What if someone wrote a thriller such that the obstacles the hero must overcome are bureaucracy and the inertia of public opinion rather than galactic threats or the villainy of maniacal despots? Greg Bear's 2000 Nebula Award-winning novel ends up being exactly that book. The concept that underlies the novel is fascinating, that evolution can take place within a generation such that worldwide health officials mistake it for a disease. Bear excels at the explanation of his premise; the scientific passages rival those of Michael Crichton for entertainment value, and the reader walks away with a decent helping of information about the latest evolutionary and biological research.
Fortunately, Bear's characterization works more completely than it did for Moving Mars, such that the three main characters are accessible even if they are not always likable. Among them, they also form an interesting emotional triangle as well as a nexus for the research surrounding the discovery that humankind is about to take its next step. Kaye Lang is the protagonist we follow most often through the course of the novel, and she has moments of strength and weakness, of lucidity and ignorance, just as real people do. But most importantly, those interleaving moments are caused not by inconsistency on her part, but by the movement of the events around her, beyond her control.
Unfortunately, unlike Crichton thrillers, such as Jurassic Park, there is not an immediate peril that the heroes can face down. During the first third of the book, as the characters gather and we are allowed bits and pieces of the evidence for what is taking place, the story moves swiftly and powerfully, from location to location. We meet the characters, their personalities are described through their actions, and the strands of the web begin to come together. But by the second third of the book, we know what is happening to the human race, and the momentum that was built up before is dissipated in the face of the bureaucracy and their unwillingness to accept what is happening to them, which so thoroughly goes against the established theories of evolution. This is not to say that Bear's depiction of a world in the throes of a medical emergency it cannot understand (even if there really is no emergency) is not accurate. In fact, Bear's scenes of disruption are chilling in their likely accuracy. Yet, chapters concerned with scientists and bureaucrats arguing around a board room table simply cannot carry the emotional power of impending doom. There is immediacy, but no one is defending themselves from, you know, dinosaurs on a rampage. And at the end of such passages, there is no climax or momentary release from the tension, just an overwhelming sense of the stupidity of the hive mind. There simply is no fighting the bureaucratic machine--one can run away from it (and the heroes do, many times by the book's end)--and there is no escaping Mother Nature. In fact, the most compellng scenes are those where we witness the public's reaction to the changes taking place around them. The terror, expressed in the protests, the riots, and even the sacrificing of others, carry the emotional impact of the novel until the last few pages, when Everything Changes.

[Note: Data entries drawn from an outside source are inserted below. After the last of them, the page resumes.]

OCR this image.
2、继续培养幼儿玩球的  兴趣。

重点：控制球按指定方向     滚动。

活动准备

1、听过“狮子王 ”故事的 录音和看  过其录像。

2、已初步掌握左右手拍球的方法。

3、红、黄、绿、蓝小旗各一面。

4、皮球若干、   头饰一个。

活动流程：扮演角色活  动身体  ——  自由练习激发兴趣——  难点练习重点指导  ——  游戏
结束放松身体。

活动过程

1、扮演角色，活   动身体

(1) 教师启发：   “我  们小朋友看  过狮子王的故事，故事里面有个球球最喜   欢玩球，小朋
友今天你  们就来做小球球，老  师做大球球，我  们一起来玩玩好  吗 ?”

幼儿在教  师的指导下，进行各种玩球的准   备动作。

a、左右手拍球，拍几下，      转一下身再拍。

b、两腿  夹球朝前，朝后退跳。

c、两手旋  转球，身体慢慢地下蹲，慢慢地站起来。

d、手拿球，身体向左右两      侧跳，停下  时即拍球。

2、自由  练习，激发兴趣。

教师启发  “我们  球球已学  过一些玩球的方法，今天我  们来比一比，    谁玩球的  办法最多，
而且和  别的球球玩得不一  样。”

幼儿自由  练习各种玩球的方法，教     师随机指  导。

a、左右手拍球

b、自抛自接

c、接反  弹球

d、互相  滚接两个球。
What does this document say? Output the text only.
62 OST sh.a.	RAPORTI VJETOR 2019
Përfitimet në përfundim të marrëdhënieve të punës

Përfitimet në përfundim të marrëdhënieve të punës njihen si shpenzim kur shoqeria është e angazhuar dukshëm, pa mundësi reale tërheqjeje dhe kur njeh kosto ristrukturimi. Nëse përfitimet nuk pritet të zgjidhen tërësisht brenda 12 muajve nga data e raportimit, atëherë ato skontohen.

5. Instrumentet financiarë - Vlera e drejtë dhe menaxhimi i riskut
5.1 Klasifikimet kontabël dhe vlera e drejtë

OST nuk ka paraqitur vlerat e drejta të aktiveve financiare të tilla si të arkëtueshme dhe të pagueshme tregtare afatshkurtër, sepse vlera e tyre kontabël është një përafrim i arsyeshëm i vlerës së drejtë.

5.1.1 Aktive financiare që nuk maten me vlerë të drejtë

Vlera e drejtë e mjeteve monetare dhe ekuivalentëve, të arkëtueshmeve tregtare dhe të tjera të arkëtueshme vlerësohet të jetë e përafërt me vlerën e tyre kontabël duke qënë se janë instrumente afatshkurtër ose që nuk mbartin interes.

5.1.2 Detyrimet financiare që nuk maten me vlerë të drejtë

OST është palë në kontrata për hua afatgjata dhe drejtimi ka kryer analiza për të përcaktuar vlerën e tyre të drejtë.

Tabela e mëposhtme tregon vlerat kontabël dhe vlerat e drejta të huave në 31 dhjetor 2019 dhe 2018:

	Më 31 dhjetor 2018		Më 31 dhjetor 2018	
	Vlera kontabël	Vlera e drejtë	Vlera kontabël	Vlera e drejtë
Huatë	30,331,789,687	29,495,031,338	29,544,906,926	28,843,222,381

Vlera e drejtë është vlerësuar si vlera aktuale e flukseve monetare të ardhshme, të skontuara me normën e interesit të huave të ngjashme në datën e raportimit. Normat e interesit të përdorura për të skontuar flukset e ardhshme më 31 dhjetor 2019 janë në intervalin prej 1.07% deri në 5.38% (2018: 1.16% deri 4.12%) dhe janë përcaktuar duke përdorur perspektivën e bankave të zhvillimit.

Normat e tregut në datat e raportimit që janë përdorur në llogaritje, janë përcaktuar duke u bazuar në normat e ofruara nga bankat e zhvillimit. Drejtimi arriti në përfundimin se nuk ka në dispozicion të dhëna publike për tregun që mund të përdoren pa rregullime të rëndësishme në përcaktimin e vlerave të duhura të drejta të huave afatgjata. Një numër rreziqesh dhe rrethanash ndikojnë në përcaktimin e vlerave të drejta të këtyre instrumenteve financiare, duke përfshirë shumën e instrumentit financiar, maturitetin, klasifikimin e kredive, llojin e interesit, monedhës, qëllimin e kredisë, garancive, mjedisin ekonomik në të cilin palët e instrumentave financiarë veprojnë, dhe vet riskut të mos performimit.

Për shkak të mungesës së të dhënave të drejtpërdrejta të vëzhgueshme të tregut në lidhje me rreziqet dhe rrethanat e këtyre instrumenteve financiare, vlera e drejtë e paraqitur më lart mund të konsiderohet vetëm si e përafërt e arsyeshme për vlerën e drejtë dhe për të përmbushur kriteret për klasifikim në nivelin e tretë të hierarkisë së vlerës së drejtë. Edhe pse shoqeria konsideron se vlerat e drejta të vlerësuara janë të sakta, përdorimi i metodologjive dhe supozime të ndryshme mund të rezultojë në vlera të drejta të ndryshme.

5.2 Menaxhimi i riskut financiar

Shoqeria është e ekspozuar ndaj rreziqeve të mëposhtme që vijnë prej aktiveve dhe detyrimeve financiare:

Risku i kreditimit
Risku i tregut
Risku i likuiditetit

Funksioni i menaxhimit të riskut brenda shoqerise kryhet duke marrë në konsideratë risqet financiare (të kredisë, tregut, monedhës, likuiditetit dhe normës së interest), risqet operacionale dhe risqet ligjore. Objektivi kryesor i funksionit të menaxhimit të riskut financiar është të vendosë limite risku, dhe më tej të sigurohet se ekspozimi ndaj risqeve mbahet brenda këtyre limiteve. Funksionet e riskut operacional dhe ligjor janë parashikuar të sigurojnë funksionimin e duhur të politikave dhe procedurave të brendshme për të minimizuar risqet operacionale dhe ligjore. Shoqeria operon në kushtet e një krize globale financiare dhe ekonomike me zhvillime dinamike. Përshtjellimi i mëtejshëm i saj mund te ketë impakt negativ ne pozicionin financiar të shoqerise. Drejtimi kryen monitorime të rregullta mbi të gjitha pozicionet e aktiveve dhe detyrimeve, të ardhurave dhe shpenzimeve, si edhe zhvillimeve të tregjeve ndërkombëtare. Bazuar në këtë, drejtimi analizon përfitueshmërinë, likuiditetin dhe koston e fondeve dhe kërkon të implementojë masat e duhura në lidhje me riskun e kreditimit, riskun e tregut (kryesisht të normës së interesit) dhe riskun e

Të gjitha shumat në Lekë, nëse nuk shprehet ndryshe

As I was reading, I found myself pondering the convention of this type of book, where a calamity of global importance is taking place, and yet the reader views the most important events from the eyes of a small cast of characters, who often come together. In The Real World, the likelihood that so few people would have such important roles throughout all the phases of such an emergency is rather unlikely. But this fiction is one the reader must follow in order that the story be told with any sort of narrative consistency--how well would the story work if each event was witnessed by a different character, for whom pages and chapters must be spent in order to fully round them out? The author must somehow solve a narrative/structural dilemma--too many page or really flat characters or everything happening to just a few characters. I'd love to read a book that attempts to resolve the problem in a unique way.
So, given the constraints of the kind of book he is writing and the "enemy" the heroes have to face down, Darwin's Radio is a strong novel asking questions that may require real-world answers sooner than we may imagine. The novel is a page-turner and one which I looked forward to picking up as soon as I could after putting it down, Crichton-esque with a twist.